Relative compact sequence

Question

I am reading a paper and there are some things I am struggling to understand. I will explain the setup below:

Let $X=C[0,1]$, with sup norm, and $(f_n)\subset X$. Suppose $(g_n)\subset X$ is relatively compact and $\|f_n-g_n\|_\infty\to 0$. The paper claims that this implies relative compactness of $(f_n)$.

Question 1) What exactly does relative compactness of $(f_n)$ mean? Since $X$ is a metric space, relative compactness of $Y\subset X$ is equivalent to every sequence in $Y$ having a convergent subsequence. But what exactly is a sequence in $(f_n)$? Is this just a subsequence of $(f_n)$?

Question 2) When thinking of compactness and $C[0,1]$, Arzela-Ascoli is usually the first thought. But in the event my last sentence of Q1 is false, is AA needed for such a deduction?

Thanks

Answer 1

Relative compactness of the sequence $(f_n)$ really means relative compactness of the set $S = \{f_n: n \in \mathbb{N}\}$. This means that the sequential characterisation of relative compactness for $(f_n)$ requires more than just that $(f_n)$ has a convergent subsequence.

The problem is that the sequence you choose in the set $S$ may not be in the same order as in the sequence $(f_n)$. However, any sequence in $S$ has a subsequence that is also a subsequence of $(f_n)$ and so $S$ is relatively compact iff every subsequence of $(f_n)$ has a further subsequence that converges.

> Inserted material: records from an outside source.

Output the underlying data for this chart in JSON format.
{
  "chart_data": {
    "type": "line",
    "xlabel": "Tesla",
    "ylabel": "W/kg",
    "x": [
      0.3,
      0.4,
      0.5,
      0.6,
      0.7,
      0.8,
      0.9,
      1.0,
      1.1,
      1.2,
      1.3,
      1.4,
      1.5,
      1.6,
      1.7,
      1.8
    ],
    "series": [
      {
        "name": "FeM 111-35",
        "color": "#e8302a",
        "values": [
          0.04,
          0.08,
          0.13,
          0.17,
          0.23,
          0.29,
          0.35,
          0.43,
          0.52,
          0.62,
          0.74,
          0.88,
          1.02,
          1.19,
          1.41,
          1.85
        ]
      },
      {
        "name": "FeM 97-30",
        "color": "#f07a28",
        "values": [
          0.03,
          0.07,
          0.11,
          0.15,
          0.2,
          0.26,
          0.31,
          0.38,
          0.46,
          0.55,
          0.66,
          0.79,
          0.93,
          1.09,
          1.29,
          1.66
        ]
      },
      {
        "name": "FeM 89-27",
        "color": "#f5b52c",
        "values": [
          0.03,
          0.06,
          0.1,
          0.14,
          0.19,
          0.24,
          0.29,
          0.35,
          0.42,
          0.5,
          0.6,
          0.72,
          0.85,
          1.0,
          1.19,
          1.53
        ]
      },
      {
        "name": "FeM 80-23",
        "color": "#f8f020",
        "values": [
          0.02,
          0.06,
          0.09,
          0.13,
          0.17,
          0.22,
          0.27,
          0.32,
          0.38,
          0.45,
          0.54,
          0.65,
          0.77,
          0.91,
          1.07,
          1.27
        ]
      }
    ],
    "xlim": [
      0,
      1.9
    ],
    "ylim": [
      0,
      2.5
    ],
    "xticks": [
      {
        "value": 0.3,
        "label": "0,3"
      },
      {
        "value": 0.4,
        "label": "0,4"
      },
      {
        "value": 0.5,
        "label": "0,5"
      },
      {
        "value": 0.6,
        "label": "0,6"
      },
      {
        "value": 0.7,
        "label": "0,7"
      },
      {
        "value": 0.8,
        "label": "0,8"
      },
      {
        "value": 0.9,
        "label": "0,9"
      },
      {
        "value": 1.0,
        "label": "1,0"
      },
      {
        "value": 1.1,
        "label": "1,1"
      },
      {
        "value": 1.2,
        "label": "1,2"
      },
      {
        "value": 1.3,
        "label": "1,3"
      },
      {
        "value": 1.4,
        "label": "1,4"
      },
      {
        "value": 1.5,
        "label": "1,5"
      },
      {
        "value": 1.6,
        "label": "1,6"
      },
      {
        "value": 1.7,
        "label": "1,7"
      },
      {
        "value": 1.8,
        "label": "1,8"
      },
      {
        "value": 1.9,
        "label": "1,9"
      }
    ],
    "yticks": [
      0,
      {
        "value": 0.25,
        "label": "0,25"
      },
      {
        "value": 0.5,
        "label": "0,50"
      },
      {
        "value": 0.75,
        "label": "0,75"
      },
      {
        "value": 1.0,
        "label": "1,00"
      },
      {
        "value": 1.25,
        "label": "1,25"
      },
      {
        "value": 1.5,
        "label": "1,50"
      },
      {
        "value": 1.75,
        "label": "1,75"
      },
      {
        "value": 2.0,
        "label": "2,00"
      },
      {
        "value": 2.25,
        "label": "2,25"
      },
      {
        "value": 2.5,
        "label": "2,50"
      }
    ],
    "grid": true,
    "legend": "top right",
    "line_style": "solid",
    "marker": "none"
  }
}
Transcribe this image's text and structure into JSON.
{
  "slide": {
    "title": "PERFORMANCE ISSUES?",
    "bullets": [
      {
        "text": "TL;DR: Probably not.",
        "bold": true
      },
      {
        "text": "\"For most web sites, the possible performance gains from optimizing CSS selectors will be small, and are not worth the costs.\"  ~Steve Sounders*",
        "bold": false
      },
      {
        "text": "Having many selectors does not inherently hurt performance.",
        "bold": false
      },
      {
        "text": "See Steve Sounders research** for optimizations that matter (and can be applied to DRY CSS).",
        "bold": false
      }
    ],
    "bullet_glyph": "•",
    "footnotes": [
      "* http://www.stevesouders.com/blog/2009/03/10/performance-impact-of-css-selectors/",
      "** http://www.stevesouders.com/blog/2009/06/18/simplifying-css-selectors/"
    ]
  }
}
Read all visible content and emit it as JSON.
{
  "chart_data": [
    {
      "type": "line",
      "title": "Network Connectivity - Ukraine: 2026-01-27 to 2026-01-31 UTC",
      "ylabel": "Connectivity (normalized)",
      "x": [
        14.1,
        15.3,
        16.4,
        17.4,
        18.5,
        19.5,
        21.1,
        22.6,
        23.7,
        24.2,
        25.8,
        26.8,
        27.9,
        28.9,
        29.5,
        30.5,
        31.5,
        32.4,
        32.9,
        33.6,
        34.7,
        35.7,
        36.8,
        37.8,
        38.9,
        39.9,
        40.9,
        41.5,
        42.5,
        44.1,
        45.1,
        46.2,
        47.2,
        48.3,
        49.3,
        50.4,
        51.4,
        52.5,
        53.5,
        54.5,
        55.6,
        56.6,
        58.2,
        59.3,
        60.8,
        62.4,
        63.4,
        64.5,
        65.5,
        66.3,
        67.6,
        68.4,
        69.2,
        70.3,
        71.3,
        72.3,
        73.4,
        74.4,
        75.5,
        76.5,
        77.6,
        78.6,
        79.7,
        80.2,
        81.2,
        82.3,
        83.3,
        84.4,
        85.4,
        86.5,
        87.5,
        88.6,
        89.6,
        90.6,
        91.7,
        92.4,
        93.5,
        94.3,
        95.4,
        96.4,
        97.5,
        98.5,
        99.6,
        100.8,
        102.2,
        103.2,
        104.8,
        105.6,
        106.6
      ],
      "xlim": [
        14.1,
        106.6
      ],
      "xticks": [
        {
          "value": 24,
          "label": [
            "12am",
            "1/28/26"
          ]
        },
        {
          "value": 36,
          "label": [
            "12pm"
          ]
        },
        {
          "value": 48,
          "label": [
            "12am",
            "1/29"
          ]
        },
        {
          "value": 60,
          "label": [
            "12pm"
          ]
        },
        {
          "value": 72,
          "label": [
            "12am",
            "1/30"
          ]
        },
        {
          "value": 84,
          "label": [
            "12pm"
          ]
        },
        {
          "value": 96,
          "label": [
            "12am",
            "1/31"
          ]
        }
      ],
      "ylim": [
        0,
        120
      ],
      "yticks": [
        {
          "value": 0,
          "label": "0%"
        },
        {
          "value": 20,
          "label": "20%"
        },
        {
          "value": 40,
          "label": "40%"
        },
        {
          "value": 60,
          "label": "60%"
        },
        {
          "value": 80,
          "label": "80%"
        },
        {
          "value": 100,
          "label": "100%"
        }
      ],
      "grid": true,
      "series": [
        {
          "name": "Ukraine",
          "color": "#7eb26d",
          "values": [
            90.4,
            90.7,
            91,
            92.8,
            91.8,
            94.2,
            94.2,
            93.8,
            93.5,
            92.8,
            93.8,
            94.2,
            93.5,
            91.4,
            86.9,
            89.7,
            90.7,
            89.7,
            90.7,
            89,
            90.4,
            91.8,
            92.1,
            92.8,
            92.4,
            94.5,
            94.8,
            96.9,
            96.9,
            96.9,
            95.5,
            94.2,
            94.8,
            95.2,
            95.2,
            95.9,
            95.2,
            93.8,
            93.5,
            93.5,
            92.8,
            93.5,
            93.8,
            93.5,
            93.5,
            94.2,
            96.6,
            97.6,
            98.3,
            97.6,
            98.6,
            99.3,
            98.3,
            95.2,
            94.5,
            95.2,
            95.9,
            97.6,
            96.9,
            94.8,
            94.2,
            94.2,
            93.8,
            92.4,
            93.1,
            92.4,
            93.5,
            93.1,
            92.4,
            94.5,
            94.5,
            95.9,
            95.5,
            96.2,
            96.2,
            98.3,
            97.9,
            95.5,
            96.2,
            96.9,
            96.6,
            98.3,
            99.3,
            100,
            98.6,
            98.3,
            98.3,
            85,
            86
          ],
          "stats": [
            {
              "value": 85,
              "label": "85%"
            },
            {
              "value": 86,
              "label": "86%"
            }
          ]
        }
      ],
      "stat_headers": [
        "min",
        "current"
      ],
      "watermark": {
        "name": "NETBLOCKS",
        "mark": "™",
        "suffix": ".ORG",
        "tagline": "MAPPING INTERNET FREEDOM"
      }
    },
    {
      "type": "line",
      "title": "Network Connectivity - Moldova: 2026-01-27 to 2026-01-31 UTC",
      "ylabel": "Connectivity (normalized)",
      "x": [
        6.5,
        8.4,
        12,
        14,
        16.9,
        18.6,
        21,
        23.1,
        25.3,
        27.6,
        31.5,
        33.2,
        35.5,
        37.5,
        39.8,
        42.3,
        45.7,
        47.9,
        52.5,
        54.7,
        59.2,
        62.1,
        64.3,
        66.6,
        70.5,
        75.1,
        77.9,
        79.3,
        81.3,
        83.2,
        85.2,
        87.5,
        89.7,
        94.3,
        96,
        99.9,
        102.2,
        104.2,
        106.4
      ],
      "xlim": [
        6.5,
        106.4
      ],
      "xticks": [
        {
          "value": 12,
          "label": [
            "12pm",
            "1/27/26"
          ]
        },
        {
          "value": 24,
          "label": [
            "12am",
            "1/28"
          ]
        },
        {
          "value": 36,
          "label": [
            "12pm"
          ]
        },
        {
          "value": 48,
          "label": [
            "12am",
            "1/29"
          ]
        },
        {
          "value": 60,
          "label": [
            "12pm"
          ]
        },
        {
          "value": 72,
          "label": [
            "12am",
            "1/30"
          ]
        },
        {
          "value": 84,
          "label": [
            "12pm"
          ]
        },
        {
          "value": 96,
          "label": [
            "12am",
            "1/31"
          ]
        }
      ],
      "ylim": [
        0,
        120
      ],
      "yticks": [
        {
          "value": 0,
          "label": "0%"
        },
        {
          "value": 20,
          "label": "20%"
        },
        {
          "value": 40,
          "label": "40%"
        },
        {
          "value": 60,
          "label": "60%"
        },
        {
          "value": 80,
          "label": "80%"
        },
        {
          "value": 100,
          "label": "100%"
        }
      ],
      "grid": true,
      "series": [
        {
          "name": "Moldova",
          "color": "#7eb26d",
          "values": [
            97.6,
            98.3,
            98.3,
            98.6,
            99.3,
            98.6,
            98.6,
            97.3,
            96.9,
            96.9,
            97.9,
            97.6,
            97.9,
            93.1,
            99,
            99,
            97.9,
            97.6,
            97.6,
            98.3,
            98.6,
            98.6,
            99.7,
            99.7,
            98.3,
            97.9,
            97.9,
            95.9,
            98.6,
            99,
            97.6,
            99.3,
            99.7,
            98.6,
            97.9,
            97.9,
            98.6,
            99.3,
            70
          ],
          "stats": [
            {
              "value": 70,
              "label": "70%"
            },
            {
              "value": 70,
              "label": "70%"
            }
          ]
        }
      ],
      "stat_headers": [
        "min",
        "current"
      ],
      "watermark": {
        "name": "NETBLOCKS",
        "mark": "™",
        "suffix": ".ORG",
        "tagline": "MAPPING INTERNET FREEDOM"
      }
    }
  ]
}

This makes the proposition you want straightforward, since given a subsequence $(f_{n_k})$ of $(f_n)$, $(g_{n_k})$ has a convergent subsequence $(g_{n_{k_j}})$ and then it is easy to check that $(f_{n_{k_j}})$ converges to the same limit.

Answer 2

1) yes, a sequence in $(f_n)$ is a subsequence of $(f_n)$ (or possibly a sequence with values in $\{f_n,\,n \geq 1\}$, which works in the same way).

2) no: just take a subsequence $f_{k_n}$, there is a subsequence $g_{k_{l_n}}$ of $g_{k_n}$ that converges, and since $\|f_{k_{l_n}}-g_{k_{l_n}}\| \rightarrow 0$, $f_{k_{l_n}}$ converges to the same limit.